本当に、カイワレ大根の音が聞けるのか! と期待して行ったのだけれど、舞台の上にある「いろんなものの音を聞く道具=サウンド・マシーン」は実はハリボテで、パフォーマーさん達は、録音してある効果音に動作を合わせるカラオケ方式で音と動きの魔法を作り出しているに過ぎない。最初はわあっ、と思ったのだけれど、種が分かってしまうとちょっと飽きてくる。途中、不思議な手袋でMIDI音源をコントロールしながら踊ったり歌ったりする面白いシークエンスもあるのだけれど、なんとなく15年前くらいにもこんなの見たことがあったよな、とかブツブツ言うシラけた小さい野郎共が頭の中に一杯沸き出してきて、感動できなかった。

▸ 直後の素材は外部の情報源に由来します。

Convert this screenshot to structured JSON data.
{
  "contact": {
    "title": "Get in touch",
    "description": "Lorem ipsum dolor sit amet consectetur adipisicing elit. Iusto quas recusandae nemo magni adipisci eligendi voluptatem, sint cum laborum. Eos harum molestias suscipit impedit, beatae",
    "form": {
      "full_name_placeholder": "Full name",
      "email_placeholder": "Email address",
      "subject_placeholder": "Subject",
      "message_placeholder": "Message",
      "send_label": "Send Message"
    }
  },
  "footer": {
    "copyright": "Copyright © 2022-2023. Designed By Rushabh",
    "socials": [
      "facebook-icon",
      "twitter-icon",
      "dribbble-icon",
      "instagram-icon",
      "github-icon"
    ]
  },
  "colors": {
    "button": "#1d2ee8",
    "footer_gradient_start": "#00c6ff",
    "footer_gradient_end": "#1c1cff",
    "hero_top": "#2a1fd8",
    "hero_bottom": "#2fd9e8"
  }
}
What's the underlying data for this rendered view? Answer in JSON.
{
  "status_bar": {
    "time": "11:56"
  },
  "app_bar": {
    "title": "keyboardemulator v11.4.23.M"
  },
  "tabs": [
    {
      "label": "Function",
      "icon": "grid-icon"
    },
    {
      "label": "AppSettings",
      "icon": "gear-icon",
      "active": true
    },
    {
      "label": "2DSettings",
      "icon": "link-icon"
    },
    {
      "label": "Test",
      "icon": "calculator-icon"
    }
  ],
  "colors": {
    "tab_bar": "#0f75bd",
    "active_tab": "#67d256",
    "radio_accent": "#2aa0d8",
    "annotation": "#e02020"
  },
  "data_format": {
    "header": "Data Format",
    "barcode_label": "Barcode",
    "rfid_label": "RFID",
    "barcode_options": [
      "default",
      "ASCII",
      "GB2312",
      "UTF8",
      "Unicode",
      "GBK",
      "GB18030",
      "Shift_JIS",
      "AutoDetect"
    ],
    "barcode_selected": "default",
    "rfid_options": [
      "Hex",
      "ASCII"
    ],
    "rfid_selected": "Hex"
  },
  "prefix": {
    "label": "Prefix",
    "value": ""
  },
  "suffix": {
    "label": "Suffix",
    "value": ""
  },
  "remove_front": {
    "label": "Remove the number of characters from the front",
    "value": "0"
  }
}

ともあれ、このスイスのカンパニーの人々は妙にほのぼのしていて、公演後のアーティストトークが一番面白かったかもしれない。上演中気になって仕方がなかったのが3人のうち2人が手と足にそれぞれギプスをしてることだったのだけれど、衣装かと思いきや、本当のケガだった。一人は12月に雪崩に巻き込まれて骨折。もう一人はVに来る前に公演した町エドモントンの凍った路上で滑って転んで手を痛めたんだそうで。

ヨーロッパ全土で公演しているらしいのだが「フランスはあんまりやんない」そうである。「フランスの人たちには、ボクらの舞台はユルすぎるんじゃない〜?」とか言ってた。その昔、「スイス人のフランス語って、もーのーすーごーくーゆっくりーなーんーだーーーーよぉーーーーーー」なんて、ものすごくゆっくりなフランス語でスイス人をめちゃめちゃ揶揄していたフランス人の友人のことをフと思い出した。やっぱりお隣さん同士ってのは、いろいろあるんだろうな。